As I look back on the last year, I am struck by a number of things. Sisters of Rwanda’s morph into KEZA has been so much more than a name change. In August we experienced a tragedy that shattered all of our hearts. The women of KEZA came to us to share a reality that has had immeasurably devastating consequences. Our gratefulness runs deep and wide for their courage to expose the reality that was taking place within the organization. They told us that Co-Founder & Pastor , Joseph Ayienga and General Manager, Margaret Karara were stealing from the organization, using the name to raise funds under false pretenses, pocketing money allocated for school fees and verbally abusing the women. The Directors of the organization and the remaining team members were both shocked and deeply saddened by this betrayal.


The aftermath of this has been a tiresome journey, each of us trying to balance the uneasy volatility of their retaliation to the exposure, full of lies, slander and false accusations.

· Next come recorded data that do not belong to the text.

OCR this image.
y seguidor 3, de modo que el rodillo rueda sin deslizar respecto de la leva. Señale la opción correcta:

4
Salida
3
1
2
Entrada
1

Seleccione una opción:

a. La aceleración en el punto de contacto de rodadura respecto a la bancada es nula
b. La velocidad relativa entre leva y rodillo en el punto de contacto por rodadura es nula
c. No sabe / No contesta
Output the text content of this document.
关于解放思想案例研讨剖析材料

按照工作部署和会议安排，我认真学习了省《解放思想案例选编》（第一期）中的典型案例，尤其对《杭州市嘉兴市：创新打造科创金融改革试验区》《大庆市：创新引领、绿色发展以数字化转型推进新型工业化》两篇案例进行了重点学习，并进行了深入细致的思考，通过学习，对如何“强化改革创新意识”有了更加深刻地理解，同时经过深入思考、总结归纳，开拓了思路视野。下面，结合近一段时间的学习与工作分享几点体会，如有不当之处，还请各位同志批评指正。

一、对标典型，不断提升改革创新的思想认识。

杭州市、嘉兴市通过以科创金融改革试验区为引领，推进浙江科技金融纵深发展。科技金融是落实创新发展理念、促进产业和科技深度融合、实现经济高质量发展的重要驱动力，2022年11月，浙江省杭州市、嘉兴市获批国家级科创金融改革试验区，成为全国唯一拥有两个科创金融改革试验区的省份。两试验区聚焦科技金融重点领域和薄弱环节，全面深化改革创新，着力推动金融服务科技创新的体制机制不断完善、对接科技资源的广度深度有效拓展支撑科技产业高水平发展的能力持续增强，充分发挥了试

But the heart of this story lies not in the horrible abuse being heaped on the organization, its leaders and the women, the true heart of this story has left us humbled and awed by the strength, courage and resilience of our women yet again. Despite consistent threats and being kicked out of the church they’ve attended for almost 2 years, the women have stood their ground. They believe in KEZA…they believe in what we are doing together and in the family we’ve built. But most importantly they believe in each other. In our last newsletter I described walls being broken down as the women embraced a spirit of healing in their own lives. Little did we know how deep that spirit of healing would have to journey in each of our hearts over the next few months. But she has journeyed with us. Our family at KEZA has never been so strong. The women have defended the honor of our President & Founder Jared Miller as false accusations continue to fly at him day and night. They have stood in the gap, in a place where only they could stand. They fought hard, both on their knees and in local government offices telling the truth about the controversy time and time again.


In 1910 Theodore Roosevelt said: “It is not the critic who counts: not the man who points out how the strong man stumbles or where the doer of deeds could have done better. The credit belongs to the man who is actually in the arena, whose face is marred by dust and sweat and blood, who strives valiantly, who errs and comes up short again and again, because there is no effort without error or shortcoming, but who knows the great enthusiasms, the great devotions, who spends himself for a worthy cause; who, at the best, knows, in the end, the triumph of high achievement, and who, at the worst, if he fails, at least he fails while daring greatly, so that his place shall never be with those cold and timid souls who knew neither victory nor defeat.”

This quote spoke to me yesterday as I reflected on the journey Sisters of Rwanda…now KEZA, has taken over the last couple years. We have made mistakes yes. But we have learned from them, and though mistakes are seemingly devastating at the time we face them, their teaching is immense. We find ourselves covered in dust and sweat and blood often, not because we are doing something wrong, but because we are doing something each of us deeply believes in. The women of KEZA are daring greatly to overcome generations of abuse and poverty in their lives. They are daring to believe that they can make some of the finest fashion in the world. They are daring to embrace each other despite deep pain that once cause division amongst them. They are daring to believe in a God who will see them through anything. And alas, though few have in the past, they are daring to believe in themselves.